A própria região onde o Quilombo dos Palmares surgiu dava uma vantagem aos quilombolas, pois as montanhas da região Serrana de Pernambuco, a cerca de 60 quilômetros da costa, proporcionaram a melhor visão e a posição estratégica para a defesa do território, e não aos portugueses e holandeses, que atacaram o quilombo em diversas expedições na tentativa de recapturar os escravizados que viviam ali. O primeiro registro histórico de uma expedição punitiva dos portugueses data de 1612.
Historiadores estimam que o quilombo se estendia por uma área de 27000 km2, o que implica que haviam diversos mocambos dentro desse território, protegendo toda a população de ataques dos portugueses, já que os mocambos eram relativamente distantes uns dos outros. O mocambo do macaco foi o mais famoso deles, chegou a somar 6000 habitantes e era o centro político do quilombo. As estimativas históricas falam em 30 mil habitantes no Quilombo dos Palmares.

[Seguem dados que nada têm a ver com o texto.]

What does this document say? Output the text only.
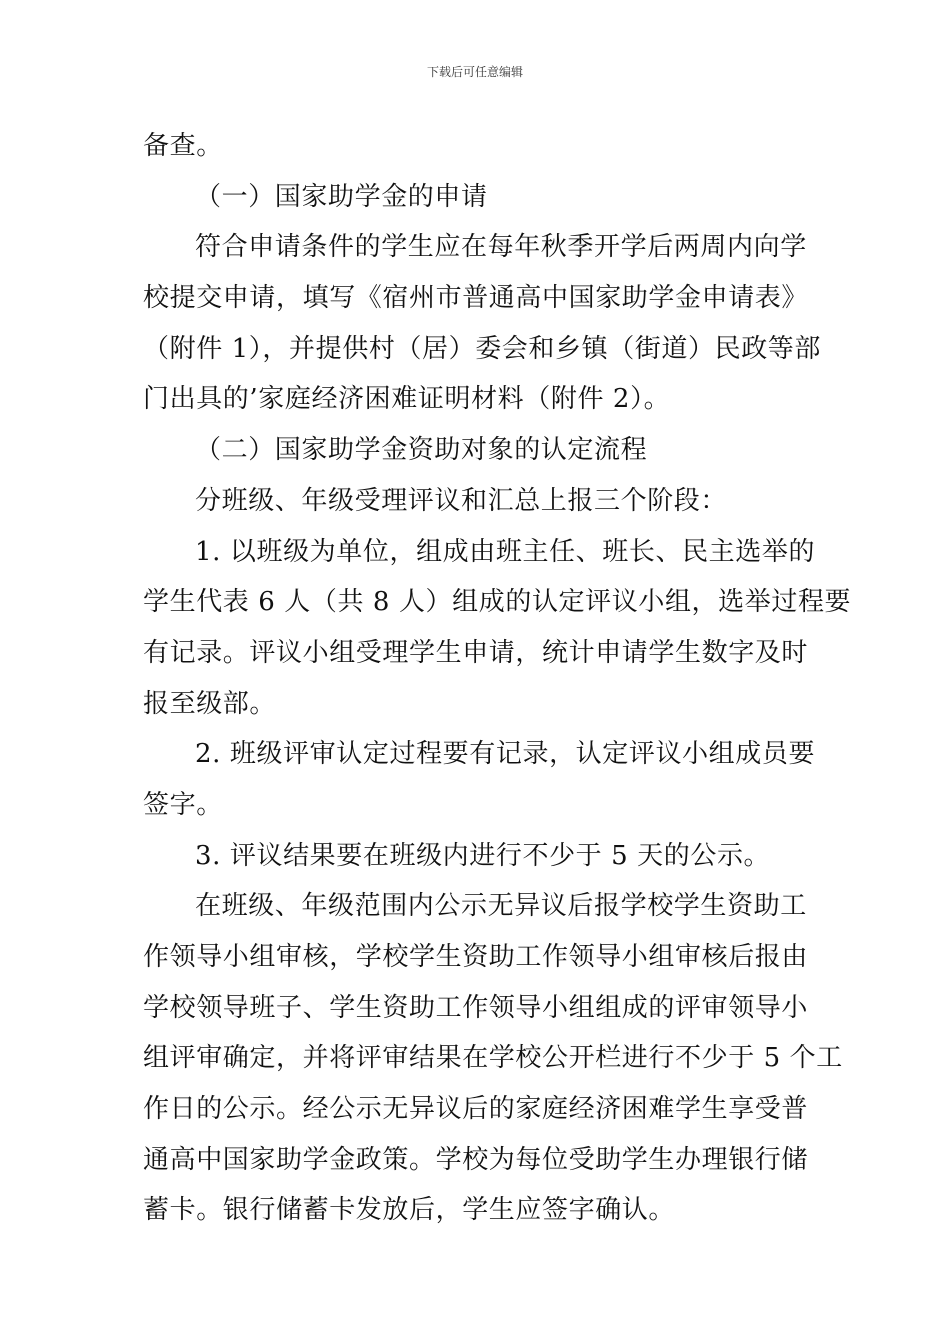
下载后可任意编辑
备查。
（一）国家助学金的申请
符合申请条件的学生应在每年秋季开学后两周内向学
校提交申请，填写《宿州市普通高中国家助学金申请表》
（附件 1），并提供村（居）委会和乡镇（街道）民政等部
门出具的’家庭经济困难证明材料（附件 2）。
（二）国家助学金资助对象的认定流程
分班级、年级受理评议和汇总上报三个阶段：
1. 以班级为单位，组成由班主任、班长、民主选举的
学生代表 6 人（共 8 人）组成的认定评议小组，选举过程要
有记录。评议小组受理学生申请，统计申请学生数字及时
报至级部。
2. 班级评审认定过程要有记录，认定评议小组成员要
签字。
3. 评议结果要在班级内进行不少于 5 天的公示。
在班级、年级范围内公示无异议后报学校学生资助工
作领导小组审核，学校学生资助工作领导小组审核后报由
学校领导班子、学生资助工作领导小组组成的评审领导小
组评审确定，并将评审结果在学校公开栏进行不少于 5 个工
作日的公示。经公示无异议后的家庭经济困难学生享受普
通高中国家助学金政策。学校为每位受助学生办理银行储
蓄卡。银行储蓄卡发放后，学生应签字确认。
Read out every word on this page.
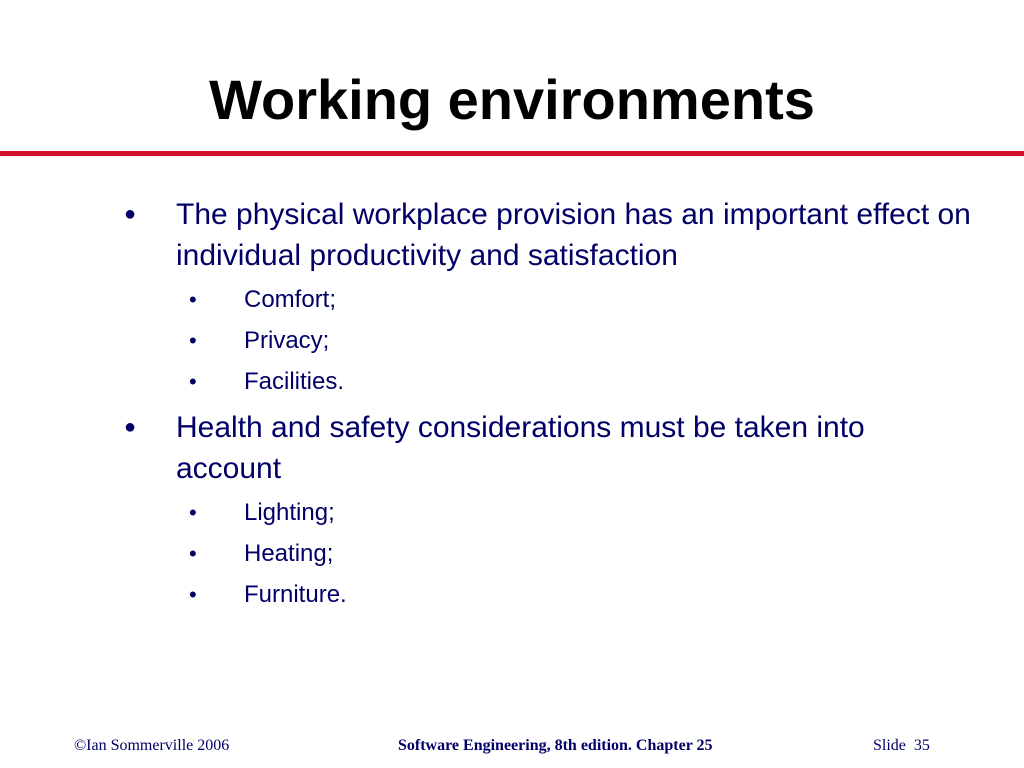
Working environments
● The physical workplace provision has an important effect on individual productivity and satisfaction
• Comfort;
• Privacy;
• Facilities.
● Health and safety considerations must be taken into account
• Lighting;
• Heating;
• Furniture.
©Ian Sommerville 2006	Software Engineering, 8th edition. Chapter 25	Slide  35
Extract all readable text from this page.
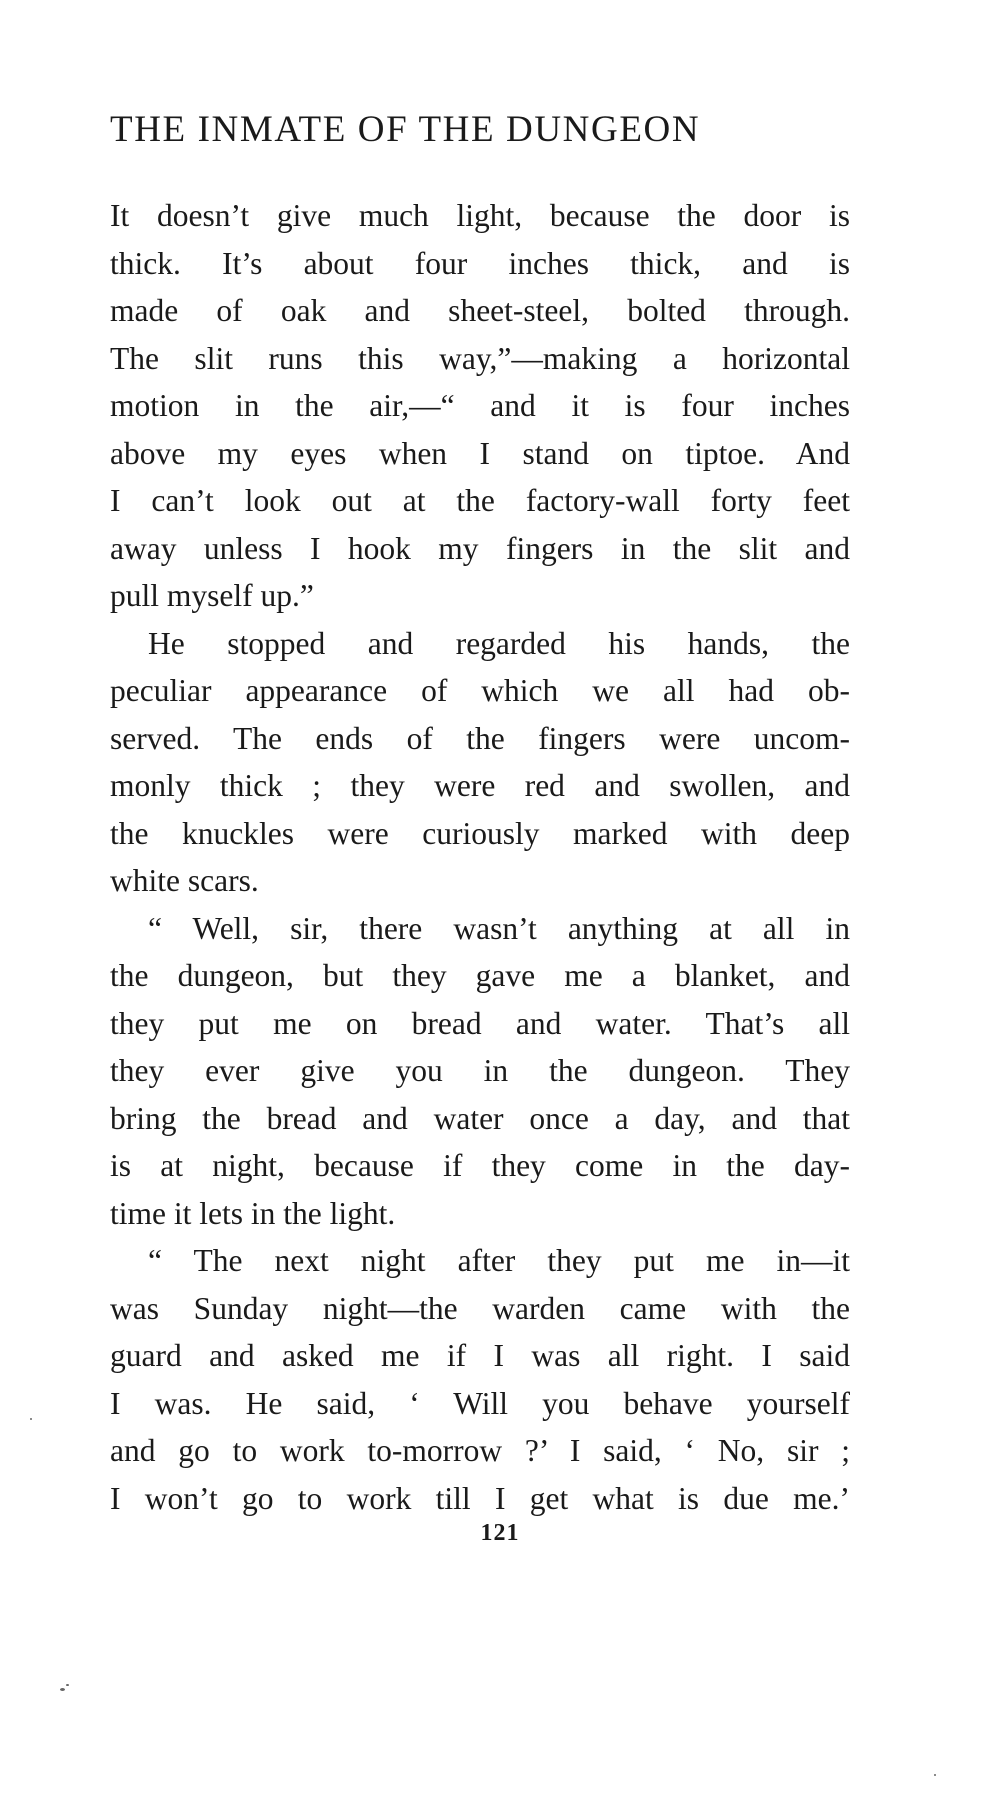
THE INMATE OF THE DUNGEON
It doesn’t give much light, because the door is
thick. It’s about four inches thick, and is
made of oak and sheet-steel, bolted through.
The slit runs this way,”—making a horizontal
motion in the air,—“ and it is four inches
above my eyes when I stand on tiptoe. And
I can’t look out at the factory-wall forty feet
away unless I hook my fingers in the slit and
pull myself up.”
He stopped and regarded his hands, the
peculiar appearance of which we all had ob-
served. The ends of the fingers were uncom-
monly thick ; they were red and swollen, and
the knuckles were curiously marked with deep
white scars.
“ Well, sir, there wasn’t anything at all in
the dungeon, but they gave me a blanket, and
they put me on bread and water. That’s all
they ever give you in the dungeon. They
bring the bread and water once a day, and that
is at night, because if they come in the day-
time it lets in the light.
“ The next night after they put me in—it
was Sunday night—the warden came with the
guard and asked me if I was all right. I said
I was. He said, ‘ Will you behave yourself
and go to work to-morrow ?’ I said, ‘ No, sir ;
I won’t go to work till I get what is due me.’
121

Como um símbolo de resistência à escravidão e um ambiente de proteção para os escravizados, os quilombos precisavam ser autossuficientes em termos econômicos, o que significa que a agricultura e a pecuária eram as principais atividades realizadas ali, garantindo não apenas a alimentação dos habitantes, mas também o comércio com vilas e cidades próximas.
Uma das estratégias dos portugueses, durante todo o período colonial, para evitar a mobilização dos escravizados nos engenhos era misturar pessoas de diferentes regiões da África, criando barreiras linguísticas, culturais e religiosas entre essas pessoas. Porém, a história conta que isso foi contornado pelos africanos e já no final do século XVI temos registros das primeiras fugas de escravizados. Essa miscigenação cultural também se refletiu na cultura do quilombo, como mais um sinal da força de todos os povos africanos.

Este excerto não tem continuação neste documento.